Medizinische Begutachtung von Unfallopfern – 55. Verkehrsgerichtstag
Vielleicht haben Sie es in den Medien verfolgt. Letzte Woche fand der Verkehrsgerichtstag in Goslar statt. Der Arbeitskreis V, in dem wir vertreten waren, beschäftigte sich mit dem Thema „Medizinische Begutachtung von Unfallopfern“.
Qualität medizinischer Gutachten
Es bestand Einigkeit darüber, dass die Qualität der medizinischen Gutachten verbessert und die Erstellung der Gutachten beschleunigt werden muss. Ein Gremium soll zusammentreten, um allgemeingültige Standards festzulegen. Im Laufe des Treffens wurde deutlich, dass sowohl die Versicherer als auch die Anwälte der Betroffenen ein großes Interesse an aussagekräftigen Gutachten haben. Denn diese bilden die Grundlage für eine angemessene Regulierung.
Offenlegung von Gesundheitsdaten
Eine Diskussion entzündete sich an der Frage, ob der Betroffene seine Gesundheitsdaten uneingeschränkt offenlegen muss. Nach Ansicht der Versicherer sollte diese Frage mit einem klaren „Ja“ beantwortet werden. Gefordert wurde die Offenlegung aller Gesundheitsdaten. Die Arbeitsgruppe hat nach intensiver Auseinandersetzung mit dem Für und Wider eine gute Lösung erarbeitet: Es sollen nur die Gesundheitsdaten offengelegt werden, die für die Verletzung relevant sind.
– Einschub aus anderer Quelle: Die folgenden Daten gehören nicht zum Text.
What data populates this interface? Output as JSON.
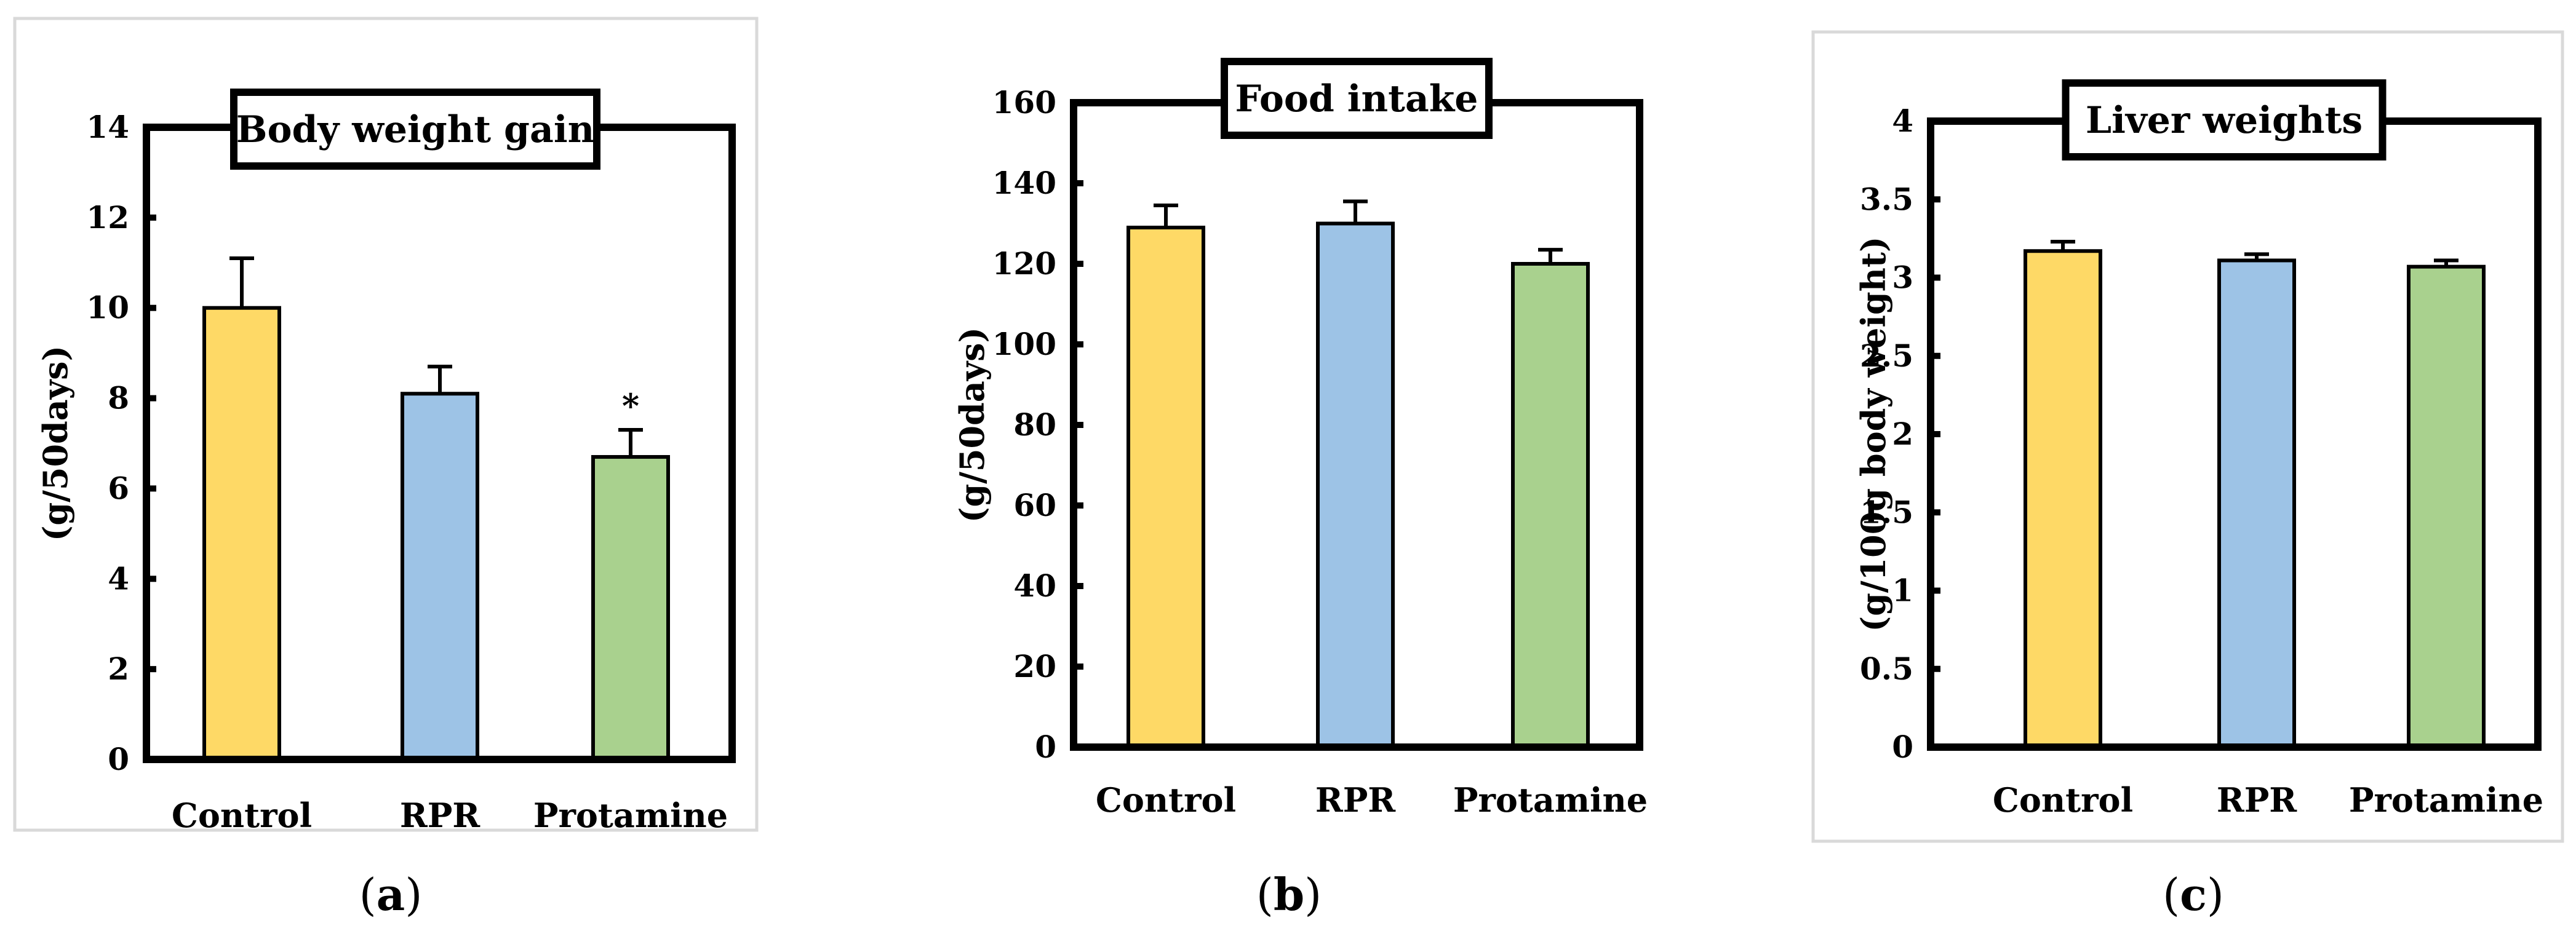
{
  "chart_data": [
    {
      "type": "bar",
      "panel_label": "a",
      "title": "Body weight gain",
      "xlabel": "",
      "ylabel": "(g/50days)",
      "categories": [
        "Control",
        "RPR",
        "Protamine"
      ],
      "values": [
        10.0,
        8.1,
        6.7
      ],
      "errors": [
        1.1,
        0.6,
        0.6
      ],
      "annotations": [
        "",
        "",
        "*"
      ],
      "ylim": [
        0,
        14
      ],
      "yticks": [
        0,
        2,
        4,
        6,
        8,
        10,
        12,
        14
      ],
      "ytick_labels": [
        "0",
        "2",
        "4",
        "6",
        "8",
        "10",
        "12",
        "14"
      ],
      "bar_colors": [
        "#FED966",
        "#9DC3E6",
        "#A9D18E"
      ],
      "outer_frame": true
    },
    {
      "type": "bar",
      "panel_label": "b",
      "title": "Food intake",
      "xlabel": "",
      "ylabel": "(g/50days)",
      "categories": [
        "Control",
        "RPR",
        "Protamine"
      ],
      "values": [
        129,
        130,
        120
      ],
      "errors": [
        5.5,
        5.5,
        3.5
      ],
      "annotations": [
        "",
        "",
        ""
      ],
      "ylim": [
        0,
        160
      ],
      "yticks": [
        0,
        20,
        40,
        60,
        80,
        100,
        120,
        140,
        160
      ],
      "ytick_labels": [
        "0",
        "20",
        "40",
        "60",
        "80",
        "100",
        "120",
        "140",
        "160"
      ],
      "bar_colors": [
        "#FED966",
        "#9DC3E6",
        "#A9D18E"
      ],
      "outer_frame": false
    },
    {
      "type": "bar",
      "panel_label": "c",
      "title": "Liver weights",
      "xlabel": "",
      "ylabel": "(g/100g body weight)",
      "categories": [
        "Control",
        "RPR",
        "Protamine"
      ],
      "values": [
        3.17,
        3.11,
        3.07
      ],
      "errors": [
        0.06,
        0.04,
        0.04
      ],
      "annotations": [
        "",
        "",
        ""
      ],
      "ylim": [
        0,
        4
      ],
      "yticks": [
        0,
        0.5,
        1,
        1.5,
        2,
        2.5,
        3,
        3.5,
        4
      ],
      "ytick_labels": [
        "0",
        "0.5",
        "1",
        "1.5",
        "2",
        "2.5",
        "3",
        "3.5",
        "4"
      ],
      "bar_colors": [
        "#FED966",
        "#9DC3E6",
        "#A9D18E"
      ],
      "outer_frame": true
    }
  ]
}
Bei Uneinigkeit darüber, was relevant ist, kann der Gutachter zu Rate gezogen werden.
Mit Vertrauensperson zum Gutachter?
Kann die betroffene Person eine Vertrauensperson zur Begutachtung mitnehmen? Bisher wird so verfahren, dass die Begutachtung grundsätzlich ohne Begleitperson stattfindet. Mit der Empfehlung des Arbeitskreises soll es nun möglich sein, dass der Gutachter eine Vertrauensperson zulassen kann.
Schweigepflichtentbindungserklärung
Das für uns spannendste Thema war die Frage, wie zukünftig mit Schweigepflichtentbindungserklärungen umgegangen werden soll. Da sich der GDV (Gesamtverband der Deutschen Versicherungswirtschaft e.V.) und die Arge (Arbeitsgemeinschaft) Verkehrsrecht derzeit intensiv mit diesem Thema befassen, wurde hierzu keine Empfehlung ausgesprochen. Das Ergebnis dieses Gremiums bleibt daher abzuwarten. Die Versicherer haben signalisiert, dass sie an einer einvernehmlichen Lösung interessiert sind.
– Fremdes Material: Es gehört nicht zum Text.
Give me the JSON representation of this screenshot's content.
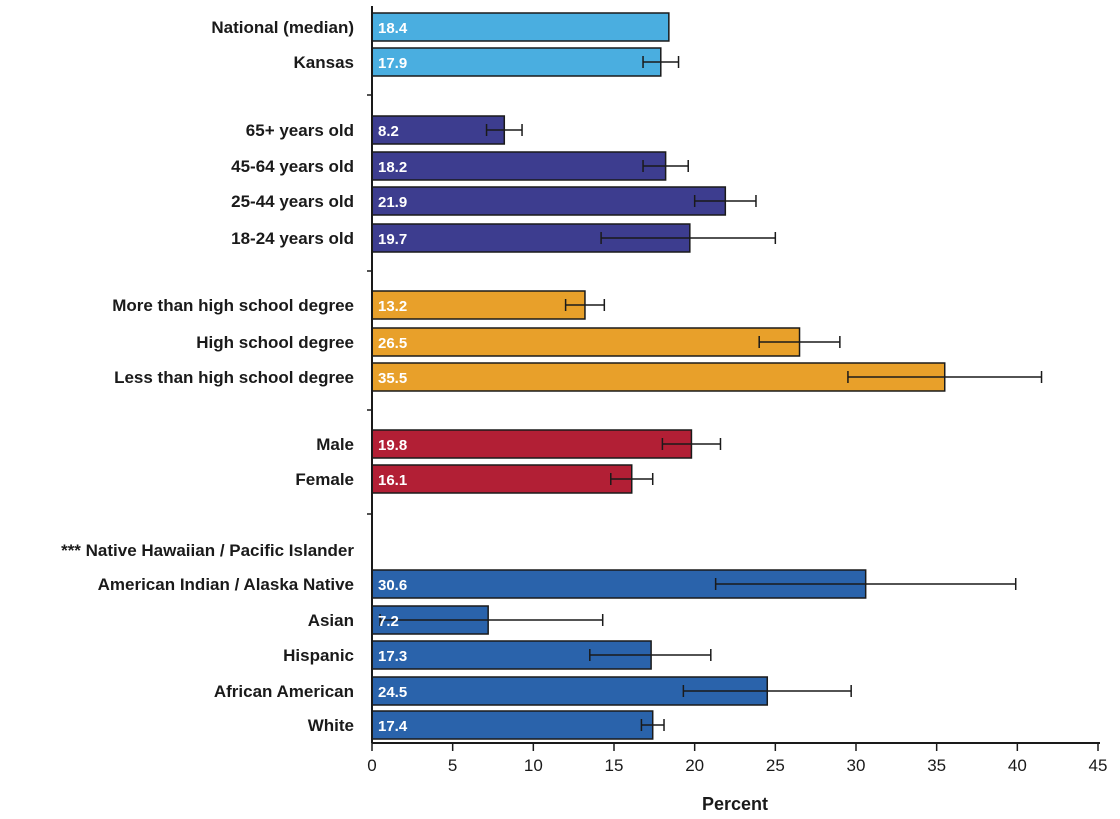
{
  "chart_data": {
    "type": "bar",
    "orientation": "horizontal",
    "xlabel": "Percent",
    "xlim": [
      0,
      45
    ],
    "x_ticks": [
      0,
      5,
      10,
      15,
      20,
      25,
      30,
      35,
      40,
      45
    ],
    "grid": false,
    "legend": "none",
    "error_bars": true,
    "rows": [
      {
        "label": "National (median)",
        "value": 18.4,
        "value_label": "18.4",
        "error": null,
        "group": "overall",
        "color": "#4aaee0"
      },
      {
        "label": "Kansas",
        "value": 17.9,
        "value_label": "17.9",
        "error": [
          16.8,
          19.0
        ],
        "group": "overall",
        "color": "#4aaee0"
      },
      {
        "label": "65+ years old",
        "value": 8.2,
        "value_label": "8.2",
        "error": [
          7.1,
          9.3
        ],
        "group": "age",
        "color": "#3d3d8f"
      },
      {
        "label": "45-64 years old",
        "value": 18.2,
        "value_label": "18.2",
        "error": [
          16.8,
          19.6
        ],
        "group": "age",
        "color": "#3d3d8f"
      },
      {
        "label": "25-44 years old",
        "value": 21.9,
        "value_label": "21.9",
        "error": [
          20.0,
          23.8
        ],
        "group": "age",
        "color": "#3d3d8f"
      },
      {
        "label": "18-24 years old",
        "value": 19.7,
        "value_label": "19.7",
        "error": [
          14.2,
          25.0
        ],
        "group": "age",
        "color": "#3d3d8f"
      },
      {
        "label": "More than high school degree",
        "value": 13.2,
        "value_label": "13.2",
        "error": [
          12.0,
          14.4
        ],
        "group": "education",
        "color": "#e8a02a"
      },
      {
        "label": "High school degree",
        "value": 26.5,
        "value_label": "26.5",
        "error": [
          24.0,
          29.0
        ],
        "group": "education",
        "color": "#e8a02a"
      },
      {
        "label": "Less than high school degree",
        "value": 35.5,
        "value_label": "35.5",
        "error": [
          29.5,
          41.5
        ],
        "group": "education",
        "color": "#e8a02a"
      },
      {
        "label": "Male",
        "value": 19.8,
        "value_label": "19.8",
        "error": [
          18.0,
          21.6
        ],
        "group": "sex",
        "color": "#b21f35"
      },
      {
        "label": "Female",
        "value": 16.1,
        "value_label": "16.1",
        "error": [
          14.8,
          17.4
        ],
        "group": "sex",
        "color": "#b21f35"
      },
      {
        "label": "*** Native Hawaiian / Pacific Islander",
        "value": null,
        "value_label": "",
        "error": null,
        "group": "race",
        "color": "#2a63ab"
      },
      {
        "label": "American Indian / Alaska Native",
        "value": 30.6,
        "value_label": "30.6",
        "error": [
          21.3,
          39.9
        ],
        "group": "race",
        "color": "#2a63ab"
      },
      {
        "label": "Asian",
        "value": 7.2,
        "value_label": "7.2",
        "error": [
          0.5,
          14.3
        ],
        "group": "race",
        "color": "#2a63ab"
      },
      {
        "label": "Hispanic",
        "value": 17.3,
        "value_label": "17.3",
        "error": [
          13.5,
          21.0
        ],
        "group": "race",
        "color": "#2a63ab"
      },
      {
        "label": "African American",
        "value": 24.5,
        "value_label": "24.5",
        "error": [
          19.3,
          29.7
        ],
        "group": "race",
        "color": "#2a63ab"
      },
      {
        "label": "White",
        "value": 17.4,
        "value_label": "17.4",
        "error": [
          16.7,
          18.1
        ],
        "group": "race",
        "color": "#2a63ab"
      }
    ]
  }
}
Nachfolgend die Empfehlungen des Arbeitskreises im Wortlaut:
- Besonders der erheblich Verletzte bedarf zur Geltendmachung seines Schadens eines unabhängigen und qualifizierten medizinischen Sachverständigen.
- Der Arbeitskreis hält zur Sicherung und Verbesserung der Qualität medizinischer Gutachten eine Standardisierung in formaler und inhaltlicher Hinsicht für erforderlich. Die bislang vorliegenden Empfehlungen und Leitlinien erfüllen diese Anforderung nur teilweise.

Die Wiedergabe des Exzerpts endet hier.